Se faire arrêter c’est la pire chose qui puisse arriver à un justiciable, de l’avis du président de l’Association nationale des magistrats haïtiens qui a décerné un très mauvais carnet au système judiciaire du pays pour l’année 2020 qui touche à sa fin. « On peut dire que c’est une année totalement ratée pour le système judiciaire, et ceci, à tous les points de vue », a déploré Jean Wilner Morin. Pour cette année calendaire, le tribunal de première instance de Port-au-Prince n’a pas pu fonctionner à cause de la crise politique, notamment des épisodes de «peyi lòk. En ce qui concerne la cour d’appel, elle est fermée depuis un an et demi, a souligné le magistrat, qui n’en croit pas ses yeux. Une cour d’appel ne peut pas rester fermée depuis tout ce temps. On dirait que le pays est fermé, selon Jean Wilner Morin, qui regrette qu’aucun ministre de la Justice ne soit parvenu à résoudre ce problème.

Dans ces conditions, a déclaré le magistrat, il serait mieux pour un justiciable de ne pas se faire arrêter. « Si l’on vous arrête aujourd’hui, il vaudrait mieux pour vous d’avoir des gens au niveau de l’exécutif. Ces derniers disposent de leurs propres parquetiers qui peuvent procéder à votre libération. Ils peuvent ou du moins obtenir votre libération au commissariat bien avant le transfert de votre dossier à la justice », a prévenu Jean Wilner Morin, qui n’en est pas fier du tout. Dans les conditions actuelles où « la justice est fermée », il est impossible que la justice soit rendue à un justiciable selon les procédures tracées par la loi. C’est bien malheureux, selon Jean Wilner Morin.

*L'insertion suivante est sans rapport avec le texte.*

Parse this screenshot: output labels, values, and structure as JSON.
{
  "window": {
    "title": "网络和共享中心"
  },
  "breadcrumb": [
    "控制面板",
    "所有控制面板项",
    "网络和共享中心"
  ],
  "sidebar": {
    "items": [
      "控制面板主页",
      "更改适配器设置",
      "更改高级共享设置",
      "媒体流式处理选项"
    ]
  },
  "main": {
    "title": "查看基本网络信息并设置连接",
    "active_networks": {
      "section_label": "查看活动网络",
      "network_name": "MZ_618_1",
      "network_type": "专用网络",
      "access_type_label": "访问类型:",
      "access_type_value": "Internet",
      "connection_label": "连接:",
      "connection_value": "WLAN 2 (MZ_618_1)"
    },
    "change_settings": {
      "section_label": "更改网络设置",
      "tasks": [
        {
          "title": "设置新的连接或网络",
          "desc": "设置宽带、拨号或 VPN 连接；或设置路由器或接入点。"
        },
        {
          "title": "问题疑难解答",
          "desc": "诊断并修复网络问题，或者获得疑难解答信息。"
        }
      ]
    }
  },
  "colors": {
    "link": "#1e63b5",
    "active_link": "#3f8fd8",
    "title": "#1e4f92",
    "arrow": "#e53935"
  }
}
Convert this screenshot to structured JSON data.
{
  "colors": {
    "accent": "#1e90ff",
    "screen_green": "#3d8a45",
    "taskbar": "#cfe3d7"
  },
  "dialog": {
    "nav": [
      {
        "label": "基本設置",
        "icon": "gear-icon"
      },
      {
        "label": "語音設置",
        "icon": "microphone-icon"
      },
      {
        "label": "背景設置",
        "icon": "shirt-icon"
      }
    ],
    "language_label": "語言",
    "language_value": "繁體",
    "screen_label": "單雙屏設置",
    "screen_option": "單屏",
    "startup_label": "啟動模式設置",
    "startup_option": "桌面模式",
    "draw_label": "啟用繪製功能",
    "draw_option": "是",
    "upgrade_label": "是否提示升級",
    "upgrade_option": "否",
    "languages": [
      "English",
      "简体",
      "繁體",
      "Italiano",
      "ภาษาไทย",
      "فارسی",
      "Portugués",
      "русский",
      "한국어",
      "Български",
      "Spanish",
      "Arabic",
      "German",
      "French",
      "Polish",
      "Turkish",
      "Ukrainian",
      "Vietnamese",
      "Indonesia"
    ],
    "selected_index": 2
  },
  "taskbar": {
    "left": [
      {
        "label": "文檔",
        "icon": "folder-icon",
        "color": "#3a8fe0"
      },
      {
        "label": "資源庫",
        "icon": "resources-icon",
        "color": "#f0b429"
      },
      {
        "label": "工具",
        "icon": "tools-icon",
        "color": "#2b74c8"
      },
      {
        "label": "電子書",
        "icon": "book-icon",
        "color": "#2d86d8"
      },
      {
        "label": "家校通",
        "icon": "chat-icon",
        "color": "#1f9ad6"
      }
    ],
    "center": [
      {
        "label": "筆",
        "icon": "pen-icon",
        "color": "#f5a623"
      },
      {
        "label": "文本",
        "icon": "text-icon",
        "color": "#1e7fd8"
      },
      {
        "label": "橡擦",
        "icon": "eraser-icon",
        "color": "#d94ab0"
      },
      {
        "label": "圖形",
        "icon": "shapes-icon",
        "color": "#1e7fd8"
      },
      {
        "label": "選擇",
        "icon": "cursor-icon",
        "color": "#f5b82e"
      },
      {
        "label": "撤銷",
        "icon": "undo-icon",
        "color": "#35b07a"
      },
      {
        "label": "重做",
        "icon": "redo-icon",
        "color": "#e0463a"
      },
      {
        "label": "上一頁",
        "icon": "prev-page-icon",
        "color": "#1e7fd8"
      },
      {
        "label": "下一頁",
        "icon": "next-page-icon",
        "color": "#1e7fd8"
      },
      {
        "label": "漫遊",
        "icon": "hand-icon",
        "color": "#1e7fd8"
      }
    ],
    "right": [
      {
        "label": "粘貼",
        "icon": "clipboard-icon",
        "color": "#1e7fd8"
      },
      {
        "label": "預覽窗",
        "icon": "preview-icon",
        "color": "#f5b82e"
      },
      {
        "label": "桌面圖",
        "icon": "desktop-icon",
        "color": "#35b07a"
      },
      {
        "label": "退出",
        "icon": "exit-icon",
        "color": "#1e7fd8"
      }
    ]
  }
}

Le président de l’Association nationale des magistrats haïtiens a par ailleurs dénoncé les pertes à répétition dans les greffes des tribunaux du pays. Dans le cas du dossier de Monferrier Dorval, Jean Wilner Morin a souligné une particularité. « De grandes personnalités sont impliquées dans ce dossier. Pour les disculper on fait en sorte de disparaitre des pièces. C’est une affaire de grande mafia », a soutenu Jean Wilner Morin, qui invite les autorités judiciaires et policières à prendre les dispositions qui s’imposent afin de donner l’exemple. Il a ajouté qu’une enquête menée par la DCPJ a permis de découvrir comment le greffe du tribunal a été saccagé et les personnes qui devraient répondre aux questions de la justice. Mais la DCPJ ne peut pas donner suite à cette enquête puisque cela conduira à d’autres personnes qui sont haut placées, selon le président de l’ANAMAH.